Граф был явно не в своей тарелке. Он выгнал протоколиста, сам запер за ним дверь. Заговорил медленно, на Ваньку не глядя:

— Ты мужичок сметливый и хотел российскому правосудию помочь. Молодцом! Этот поганец Филатьев в убийстве солдата признался, а потом начал изворачиваться, что совершил сие пьяный и нечаянно. Свидетелем лакея назвал, а лейб-медик Евлих, тело солдатское посмотря, удостоверил смерть от естественной причины. Каково?

— Конечно же, ваше сиятельство, естеством помер, ежели руками за шею задавлен. Купил господин Филатьев лекаря, прошу нижайше прощения за смелость.

— Если б только эту чухну немецкую, я бы и не посмотрел! Отпустить подлеца придется. Генерал-губернатор за господина твоего горой встал, а когда я про справедливость заикнулся, он мне прямо заявил, что петербургские немцы-министры гостем этим давно подмазаны и, того более, в его гешефтах свою долю имеют. Тебе же известно, что наша государыня императрица Анна Иоанновна (да правит она бесконечно и счастливо!) есть природная русачка, да только власть теперь у немчуры проклятой, прости меня Бог!

— Да, вестимо. Народ наш русский любит русских вельмож, вот как ваше сиятельство, — ответил почтительно Ванька. Ему тогда наплевать было и на русских бояр всех до одного, и на немцев-министров, и на этого их русского ругателя с раскосыми татарскими глазами, однако мелькнула у него догадка, точнее, сверкнула в полутьме счастливой молнией: ведь не так плохи его дела, если стоит он сейчас, крепостной раб, перед страшным графом Салтыковым, и тот перед ним чуть ли не оправдывается!

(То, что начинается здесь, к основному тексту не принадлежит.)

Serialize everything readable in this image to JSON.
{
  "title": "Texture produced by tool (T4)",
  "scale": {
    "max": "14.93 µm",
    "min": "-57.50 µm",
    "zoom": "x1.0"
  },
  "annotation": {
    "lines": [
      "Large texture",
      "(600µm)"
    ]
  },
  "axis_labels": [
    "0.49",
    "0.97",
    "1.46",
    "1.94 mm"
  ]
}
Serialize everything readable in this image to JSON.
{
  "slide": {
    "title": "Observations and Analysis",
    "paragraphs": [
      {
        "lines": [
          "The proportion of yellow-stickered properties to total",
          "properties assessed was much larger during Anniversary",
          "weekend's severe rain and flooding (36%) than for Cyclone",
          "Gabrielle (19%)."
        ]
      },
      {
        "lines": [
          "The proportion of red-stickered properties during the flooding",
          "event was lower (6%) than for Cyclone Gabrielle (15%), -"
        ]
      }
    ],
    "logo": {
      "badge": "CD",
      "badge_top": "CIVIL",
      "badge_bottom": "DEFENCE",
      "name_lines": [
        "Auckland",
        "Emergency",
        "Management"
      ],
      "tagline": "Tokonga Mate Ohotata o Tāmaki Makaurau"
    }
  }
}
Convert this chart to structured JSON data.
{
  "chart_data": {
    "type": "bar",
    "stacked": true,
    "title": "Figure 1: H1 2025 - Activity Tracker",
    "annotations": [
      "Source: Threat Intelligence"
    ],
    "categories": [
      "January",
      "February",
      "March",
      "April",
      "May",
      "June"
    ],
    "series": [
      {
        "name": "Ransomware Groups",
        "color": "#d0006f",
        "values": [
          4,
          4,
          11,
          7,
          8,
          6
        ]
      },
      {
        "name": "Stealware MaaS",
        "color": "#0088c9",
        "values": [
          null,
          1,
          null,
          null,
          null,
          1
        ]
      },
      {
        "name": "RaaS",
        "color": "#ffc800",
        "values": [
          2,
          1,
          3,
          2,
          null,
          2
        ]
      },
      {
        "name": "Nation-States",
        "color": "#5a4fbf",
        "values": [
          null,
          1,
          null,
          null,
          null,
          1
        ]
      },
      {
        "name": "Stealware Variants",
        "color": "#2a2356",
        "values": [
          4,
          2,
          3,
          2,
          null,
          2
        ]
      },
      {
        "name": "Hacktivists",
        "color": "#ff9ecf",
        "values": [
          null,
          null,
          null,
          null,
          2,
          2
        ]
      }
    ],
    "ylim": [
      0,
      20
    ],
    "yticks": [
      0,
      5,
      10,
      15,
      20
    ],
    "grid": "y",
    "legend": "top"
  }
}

— До обеда пусть подлец в камере еще блох покормит, а затем, преподав собственным моим кулаком плюгавцу отеческое наставление, вынужден я буду его отпустить. Взяток я, как всем известно, не беру, да пользу из Филатьева для державы извлеку: пускай, подлец, для конторы бесплатно поставит бронзовые ручки дверные, шандалы там, запоры, а мебель пусть за свой счет выпишет самолучшую… Кроме того, блюдя философическое равновесие поступков, выбил я у него, насмерть перепуганного, для тебя вольное письмо. Вот, держи. Теперь ты не крепостной. Живи на Москве свободно.

Ванька упал на колени, поцеловал руку графа, державшую вольное письмо, и спрягал драгоценную бумагу за пазуху.

— Век теперь буду за вас Господа молить, ваше сиятельство, — прошептал он, искренне уверенный, что так и станет поступать.


Выйдя из страшной «конторы» с вольным письмом да к тому же с тремя золотыми в кармане, посчитал Ванька дни на пальцах — и вышло, что сегодня Дуняша должна ждать его на сеннике. Он отмылся и попарился в торговой бане, красиво остригся у цирюльника, поел по-человечески в трактире и, как стемнело, берегом Яузы вышел к задам усадьбы бывшего своего господина. С собою нес он костей — для Полкана и его команды, полуштофчик сладкой водочки, самолучшие конфекты и пряники тульские печатные — понятно для кого.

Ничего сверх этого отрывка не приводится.